For the devs it’s simple, their local env is a checkout of a sample env, copy that to their new project, docker-compose up, and they have a database running with pretty much the same config they would get in test, acceptance and production. No surprises, we both know what to expect.

Backups? Still the same. Patches? I tell my config management to a pull a new postgres image on the servers and restart the db images during a maintenance window. This makes it actually a lot easier than updating the non-containerized services.

> and the business suffers a massive loss of data

This scenario should be recoverable in the first place, and should be tested on regular basis. I’m actually setting up a process to automatically verify database recovery using containers, which makes stuff like this a lot easier and more convenient. Spin up container, restore backup to it, full vacuum analyze, pg_check, select counts from every table, select random records from every table, and if possible spin up a test instance of the application (again, very easy if that also runs in a container) where we can run unit tests against the restored database.

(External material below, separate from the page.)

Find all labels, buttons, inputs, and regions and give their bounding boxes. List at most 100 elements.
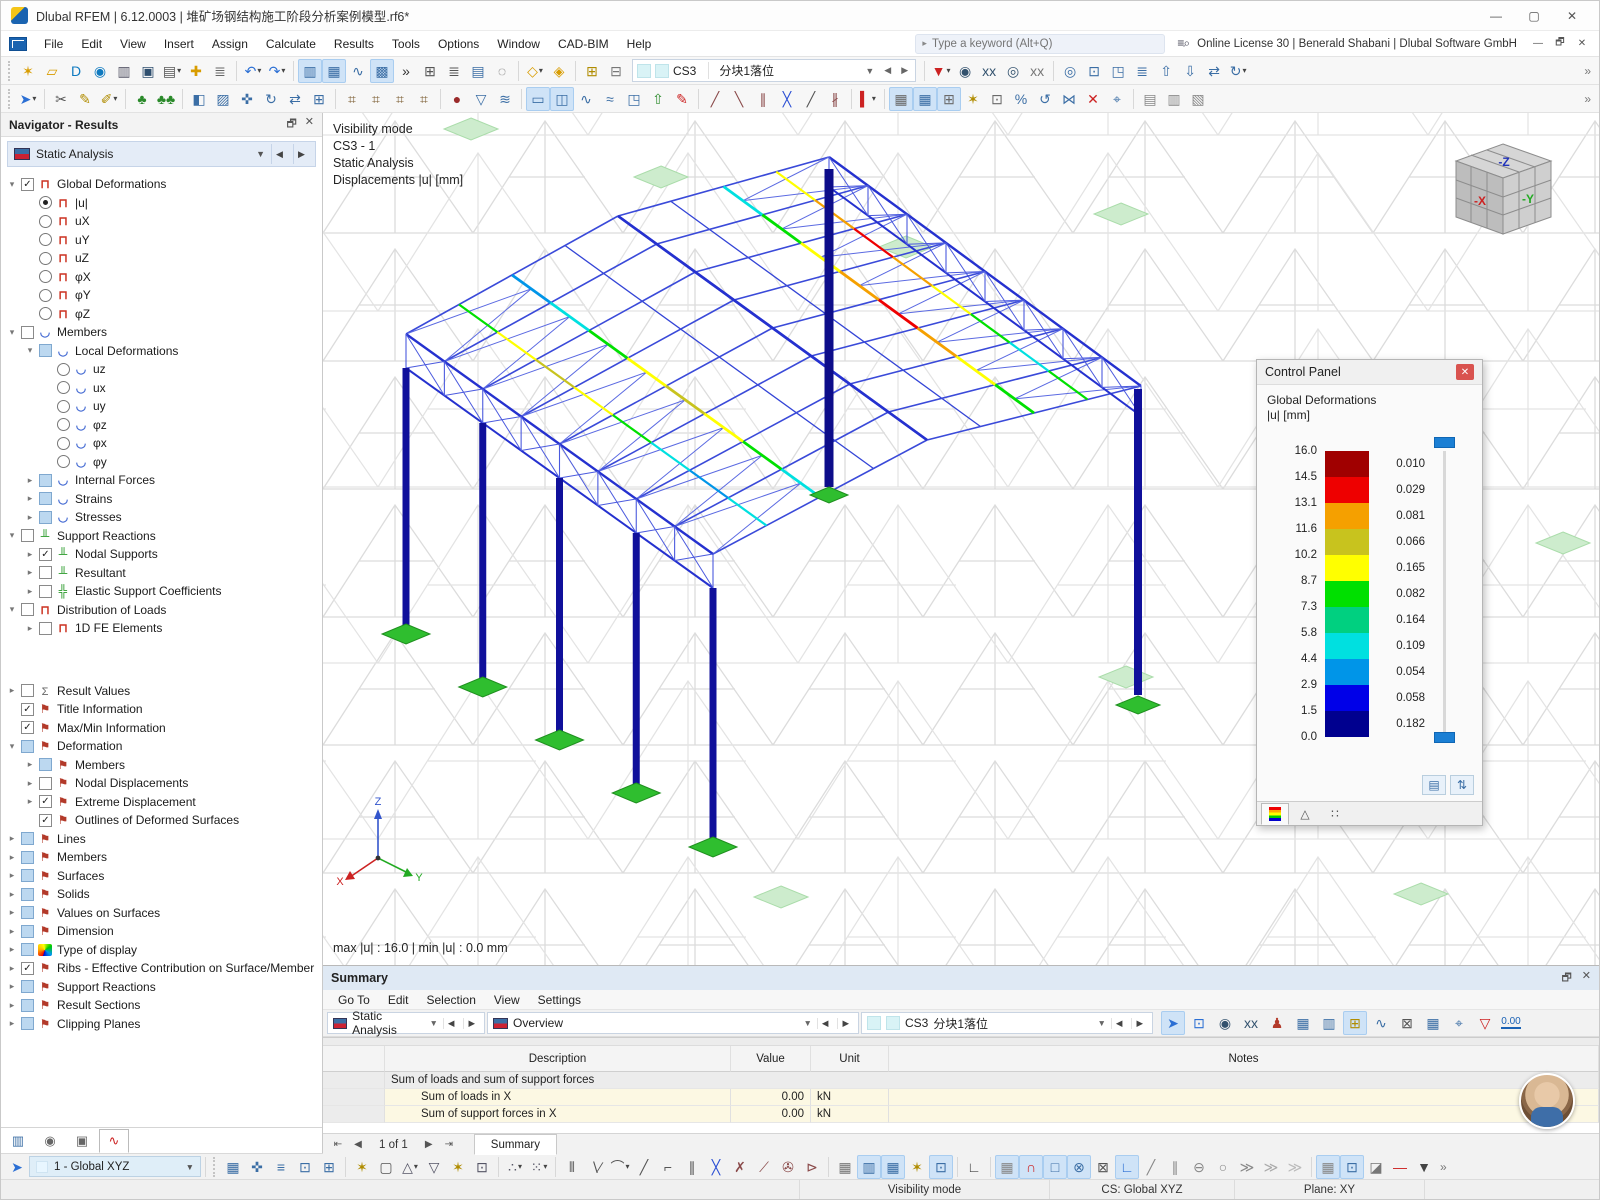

> who are they going to sue? A liability-free open source project?

So when have you last heard about someone suing MS or Oracle when they had data loss? I suggest you read your license agreements… Our entire business runs on such “liability-free” open-source projects. Linux, Postgres, GNU userland, Python, GCC, clang, Boost, Wildfly, Java, … and it worked out pretty well for us. We’re not some hipster startup with nodejs, angular and mongodb “cloud” apps, we provide some mission-critical services for clients that are banks, oil companies, governments, … with corresponding SLA’s. The attitude of our (very tech-focused) management is simple: we don’t need liability umbrella’s when we _own_ the technology and know what the hell we’re doing. If something does go wrong, this would mean that yes, we would be responsible, no point in hiding.

I hope this article must have given you a clue about what you should really look at before considering container as a right fit for a database.